A Klabin encerrou o 1º trimestre de 2026 com prejuízo líquido atribuído aos controladores de R$ 520 milhões, ante lucro de R$ 401 milhões em igual período de 2025. O resultado foi impactado pela apreciação do real frente ao dólar, pela parada programada de manutenção em Monte Alegre e por efeitos contábeis não recorrentes ligados à reavaliação de ativos biológicos, que pesaram R$ 764 milhões no resultado.

O prejuízo consolidado ficou em R$ 497 milhões, contra lucro de R$ 446,5 milhões no 1º tri de 2025. A receita líquida subiu 2%, para R$ 4,9 bilhões, sustentada pelo volume de vendas, com aumento de 12% nas vendas totais e 110 mil toneladas a mais entre os segmentos.

O EBITDA ajustado somou R$ 1,7 bilhão, redução de 10% frente ao 1º tri de 2025, com margem de 34%. O ganho por maior volume foi compensado pelo câmbio e pela parada de Monte Alegre, que somaram R$ 430 milhões.

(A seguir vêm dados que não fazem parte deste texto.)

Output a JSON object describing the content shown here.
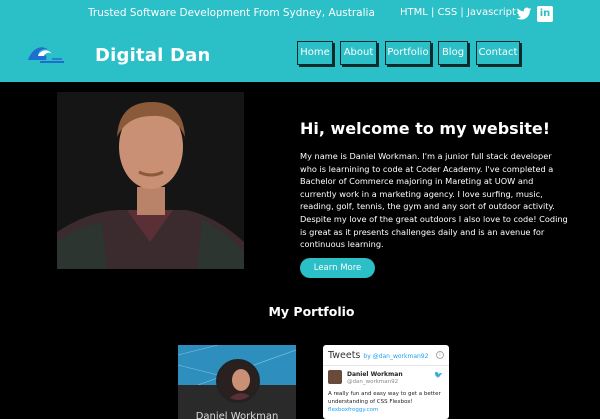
{
  "topbar": {
    "tagline": "Trusted Software Development From Sydney, Australia",
    "tech": "HTML | CSS | Javascript",
    "twitter_icon": "twitter-icon",
    "linkedin_label": "in"
  },
  "header": {
    "brand": "Digital Dan",
    "logo_icon": "wave-icon",
    "nav": [
      {
        "label": "Home"
      },
      {
        "label": "About"
      },
      {
        "label": "Portfolio"
      },
      {
        "label": "Blog"
      },
      {
        "label": "Contact"
      }
    ]
  },
  "hero": {
    "title": "Hi, welcome to my website!",
    "text": "My name is Daniel Workman. I'm a junior full stack developer who is learnining to code at Coder Academy. I've completed a Bachelor of Commerce majoring in Mareting at UOW and currently work in a marketing agency. I love surfing, music, reading, golf, tennis, the gym and any sort of outdoor activity. Despite my love of the great outdoors I also love to code! Coding is great as it presents challenges daily and is an avenue for continuous learning.",
    "button": "Learn More"
  },
  "portfolio": {
    "title": "My Portfolio",
    "card1_name": "Daniel Workman"
  },
  "tweets": {
    "title": "Tweets",
    "by": "by @dan_workman92",
    "name": "Daniel Workman",
    "handle": "@dan_workman92",
    "text": "A really fun and easy way to get a better understanding of CSS Flexbox!",
    "link": "flexboxfroggy.com"
  },
  "colors": {
    "accent": "#2bbfc7",
    "background": "#000000"
  }
}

Fatores que impactaram os resultados

A variação cambial reduziu em conjunto R$ 430 milhões do resultado, com câmbio médio caindo de R$ 5,85 para R$ 5,26 por dólar. A parada de 14 dias em Monte Alegre teve custo direto de R$ 124 milhões e preparada para nova caldeira, elevando investimentos sem retorno imediato.

Os custos de produtos vendidos avançaram 7%, para R$ 3,86 bilhões. A alavancagem em dólares ficou estável em 3,3x; em reais, caiu para 3,1x, influenciada pela apreciação do real. A Klabin resgatou antecipadamente R$ 1,2 bilhão em Green Bonds de 2027, reduzindo o custo médio da dívida externa.

O fluxo de caixa livre ficou negativo em R$ 404 milhões, pressionado por investimentos de R$ 839 milhões, incluindo projetos para a caldeira de Monte Alegre, e pelo aumento do capital de giro devido a pagamentos a fornecedores.